Lato w Milnie
Dodane przez maria dnia Czerwca 03 2010 17:10:54
Były to piękne dni majowe, gdy chodziliśmy z Antkiem Kozakiem i Mikołajem Decem z Parcelacji do lasu Władka Kusiaka i Różańskiego szukać kwiatu paproci.
W lesie jezioro, wokół jeziora rosła paproć, wyższa od nas, bujna i tak zielona, że dwa-trzy kroki od kolegi już się błądziło. Antek najstarszy z nas opowiadał o szczęściu, jakie spotka tego, który znajdzie kwiat paproci. Mikołaj z Parcelacji powiedział, że widział kwiat, ale popatrzył w lewo czy nie ma więcej i kwiat znikł.
Chodziliśmy całe 4 godziny po lesie.
Ja wszedłem do wody z brzegu jeziora, aby zerwać lilię wodną. W tym jeziorze w miejscu nasłonecznionym rosły piękne lilie wodne, które otwierały swe kwiaty rano a wieczorem codziennie zamykały się na noc. Każdy kwiat kwitł przez kilka dni zmieniając kolor z białego w jasnoróżowy. Podziwialiśmy te piękne kwiaty i ich duże okrągłe ciemnozielone liście pływające po wodzie.
Władek Kusiak nie pozwalał zrywać tych kwiatów i mówił, że strzegą ich Panny Wodne, które wciągają osobę, która zerwie kwiat do wody.
Postałem chwilę w wodzie i ogarnął mię strach. Woda wydała mi się bardzo zimna, mimo że wchodząc do niej była ciepła. Wyszedłem z jeziora i usiadłem na jego brzegu na kępie bujnej paproci.

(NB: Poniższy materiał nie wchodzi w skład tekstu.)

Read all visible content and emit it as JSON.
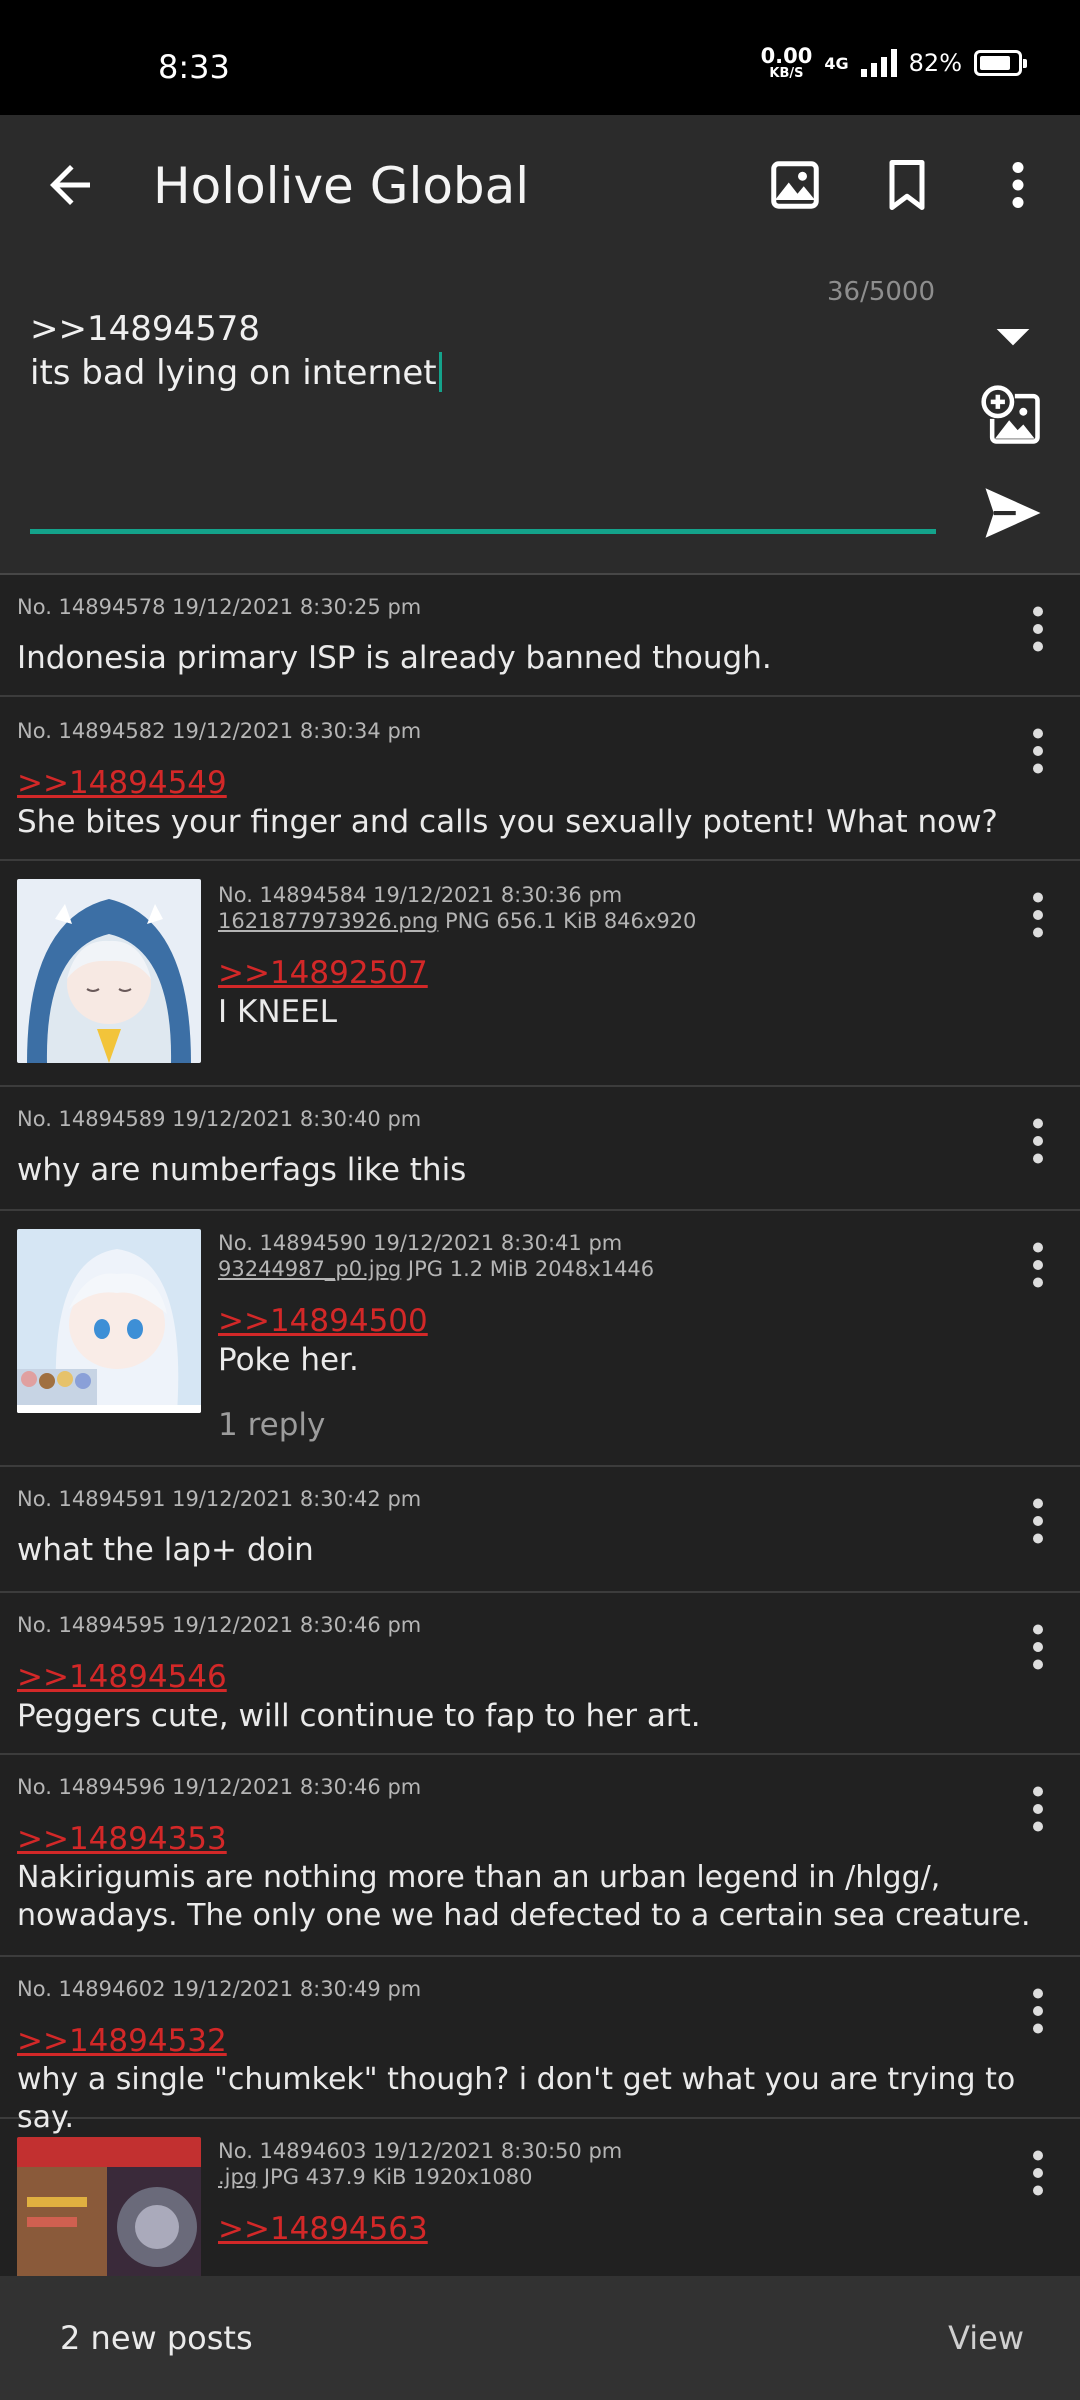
{
  "status_bar": {
    "time": "8:33",
    "net_speed": "0.00",
    "net_speed_unit": "KB/S",
    "network_type": "4G",
    "battery_percent": "82%",
    "battery_level": 0.82
  },
  "app_bar": {
    "title": "Hololive Global",
    "icons": [
      "back-arrow-icon",
      "image-icon",
      "bookmark-icon",
      "more-vert-icon"
    ]
  },
  "reply_box": {
    "counter": "36/5000",
    "text": ">>14894578\nits bad lying on internet",
    "accent_color": "#14a38b"
  },
  "posts": [
    {
      "meta": "No. 14894578 19/12/2021 8:30:25 pm",
      "quote": "",
      "body": "Indonesia primary ISP is already banned though."
    },
    {
      "meta": "No. 14894582 19/12/2021 8:30:34 pm",
      "quote": ">>14894549",
      "body": "She bites your finger and calls you sexually potent! What now?"
    },
    {
      "meta": "No. 14894584 19/12/2021 8:30:36 pm",
      "file_name": "1621877973926.png",
      "file_info": " PNG 656.1 KiB 846x920",
      "quote": ">>14892507",
      "body": "I KNEEL"
    },
    {
      "meta": "No. 14894589 19/12/2021 8:30:40 pm",
      "quote": "",
      "body": "why are numberfags like this"
    },
    {
      "meta": "No. 14894590 19/12/2021 8:30:41 pm",
      "file_name": "93244987_p0.jpg",
      "file_info": " JPG 1.2 MiB 2048x1446",
      "quote": ">>14894500",
      "body": "Poke her.",
      "replies": "1 reply"
    },
    {
      "meta": "No. 14894591 19/12/2021 8:30:42 pm",
      "quote": "",
      "body": "what the lap+ doin"
    },
    {
      "meta": "No. 14894595 19/12/2021 8:30:46 pm",
      "quote": ">>14894546",
      "body": "Peggers cute, will continue to fap to her art."
    },
    {
      "meta": "No. 14894596 19/12/2021 8:30:46 pm",
      "quote": ">>14894353",
      "body": "Nakirigumis are nothing more than an urban legend in /hlgg/, nowadays. The only one we had defected to a certain sea creature."
    },
    {
      "meta": "No. 14894602 19/12/2021 8:30:49 pm",
      "quote": ">>14894532",
      "body": "why a single \"chumkek\" though? i don't get what you are trying to say."
    },
    {
      "meta": "No. 14894603 19/12/2021 8:30:50 pm",
      "file_name": ".jpg",
      "file_info": " JPG 437.9 KiB 1920x1080",
      "quote": ">>14894563",
      "body": ""
    }
  ],
  "snackbar": {
    "message": "2 new posts",
    "action": "View"
  },
  "colors": {
    "background": "#212121",
    "toolbar": "#2b2b2b",
    "quote_link": "#d32828"
  }
}
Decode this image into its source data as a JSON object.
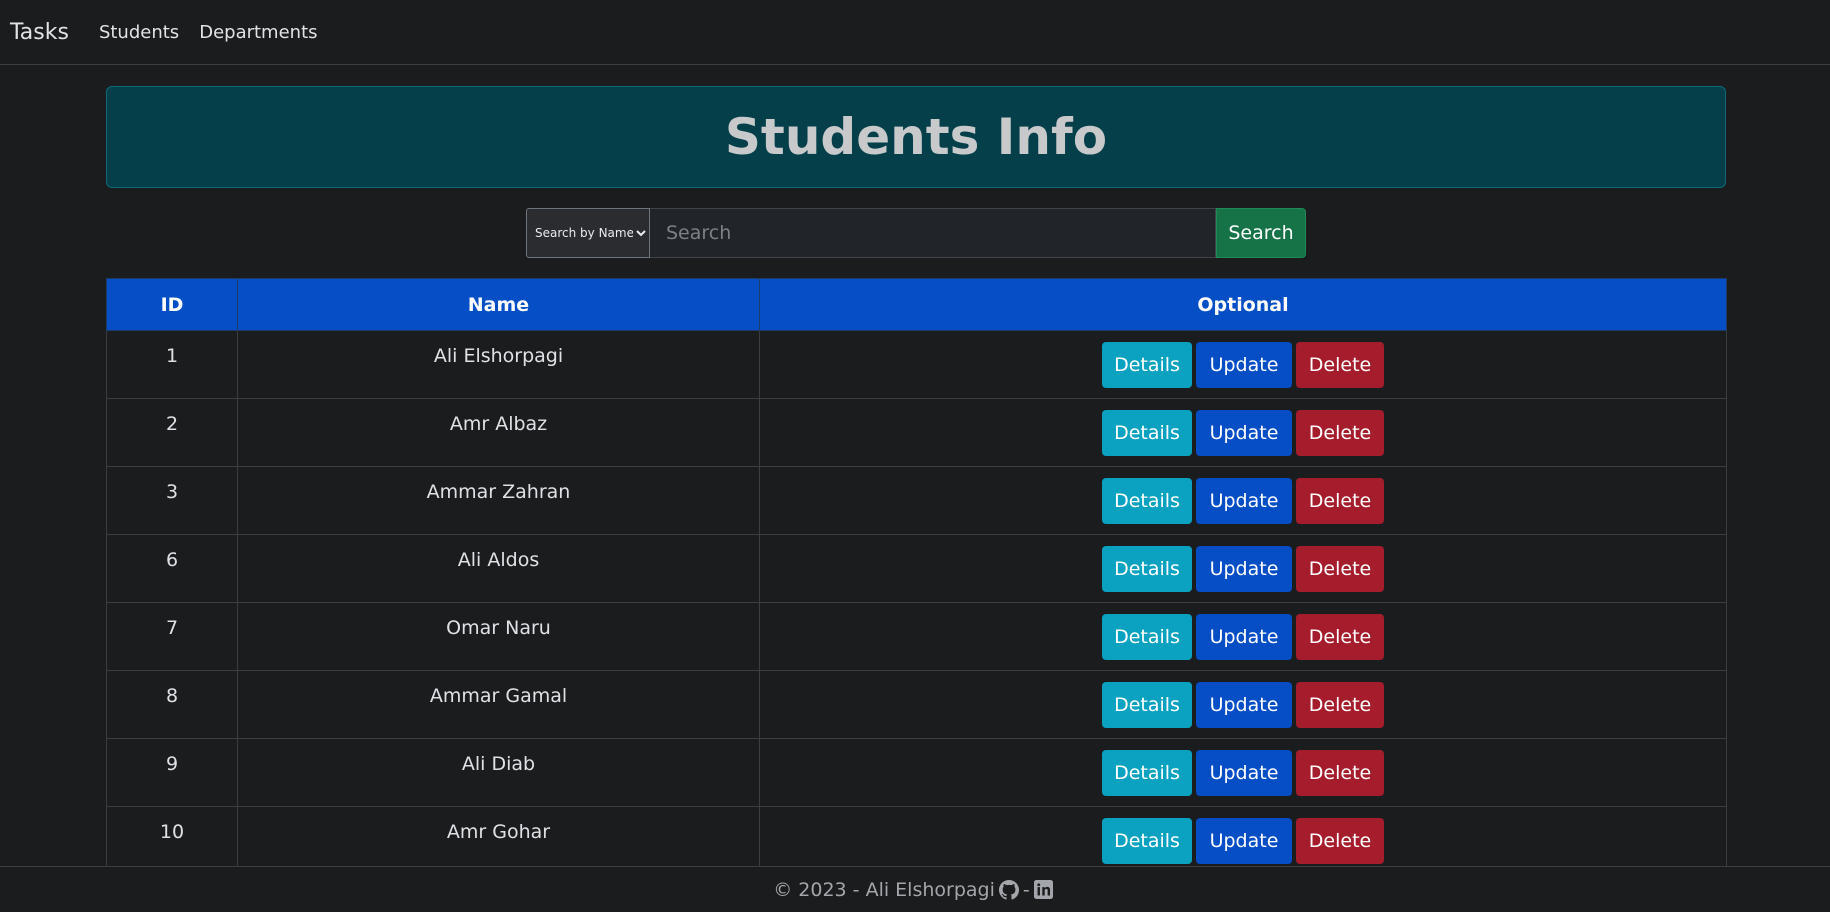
{
  "navbar": {
    "brand": "Tasks",
    "links": [
      "Students",
      "Departments"
    ]
  },
  "banner": {
    "title": "Students Info"
  },
  "search": {
    "select_value": "Search by Name",
    "placeholder": "Search",
    "button_label": "Search"
  },
  "table": {
    "headers": [
      "ID",
      "Name",
      "Optional"
    ],
    "rows": [
      {
        "id": "1",
        "name": "Ali Elshorpagi"
      },
      {
        "id": "2",
        "name": "Amr Albaz"
      },
      {
        "id": "3",
        "name": "Ammar Zahran"
      },
      {
        "id": "6",
        "name": "Ali Aldos"
      },
      {
        "id": "7",
        "name": "Omar Naru"
      },
      {
        "id": "8",
        "name": "Ammar Gamal"
      },
      {
        "id": "9",
        "name": "Ali Diab"
      },
      {
        "id": "10",
        "name": "Amr Gohar"
      }
    ],
    "actions": {
      "details": "Details",
      "update": "Update",
      "delete": "Delete"
    }
  },
  "footer": {
    "text": "© 2023 - Ali Elshorpagi",
    "separator": "-",
    "icons": [
      "github-icon",
      "linkedin-icon"
    ]
  },
  "colors": {
    "background": "#1b1c1e",
    "banner": "#053f4a",
    "header": "#054ec5",
    "details": "#0aa2c0",
    "update": "#054ec5",
    "delete": "#a51d2d",
    "search_button": "#157347"
  }
}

Po chwili przyszły do nas mileńskie dziewczyny. Była to Stasia i Marysia Kusiak oraz Stefcia Dec z Parcelacji. Zjawił się też Franek Dec.
Wszyscy razem siedzieliśmy w lesie nad jeziorem. Ja wyjąłem z kieszeni swojej marynarki, która leżała obok mnie czekoladkę w pięknym, kolorowym pozłutku i poczęstowałem koleżanki i kolegów.
Miałem zwyczaj noszenia w kieszeni marynarki czekoladki lub cukierki z naszego sklepu.
Zapomnieliśmy o kwiecie paproci a cieszyliśmy się pięknym dniem. Były to dni "Sielskie Anielskie";.
Te leśne knieje, jezioro Kusiaka w lesie "Sośninie";, strumyk Huk i źródła wokół strumyka.
Wróciliśmy wszyscy razem z lasu do wsi zmęczeni, ale zadowoleni.

Wieczorem tej samej niedzieli poszedłem z Antkiem na mostek koło Haruna. Było to miejsce na granicy Bukowiny i Kamionki gdzie spotykała się młodzież obu przysiółków. Śpiewaliśmy piosenki i opowiadali ciekawe bajki w ciepłe letnie wieczory.
Pod mostkiem słychać było jak płynie woda w rzece Huk a na jej brzegach kwitły niebieskie niezapominajki i żółte kaczeńce. W górze nad głowami fruwały niezliczone ilości czajek i śpiewały swe ptasie melodie, niezrozumiałe ludziom, lecz mile i wesołe dla ucha. Czajki miały tu sprzyjające warunki do lęgu oraz dużo pożywienia, bo na tych terenach nie stosowano nawozów sztucznych.
Lato w Milnie to ciepłe wieczory, gorące upalne dni i przelotne letnie deszcze.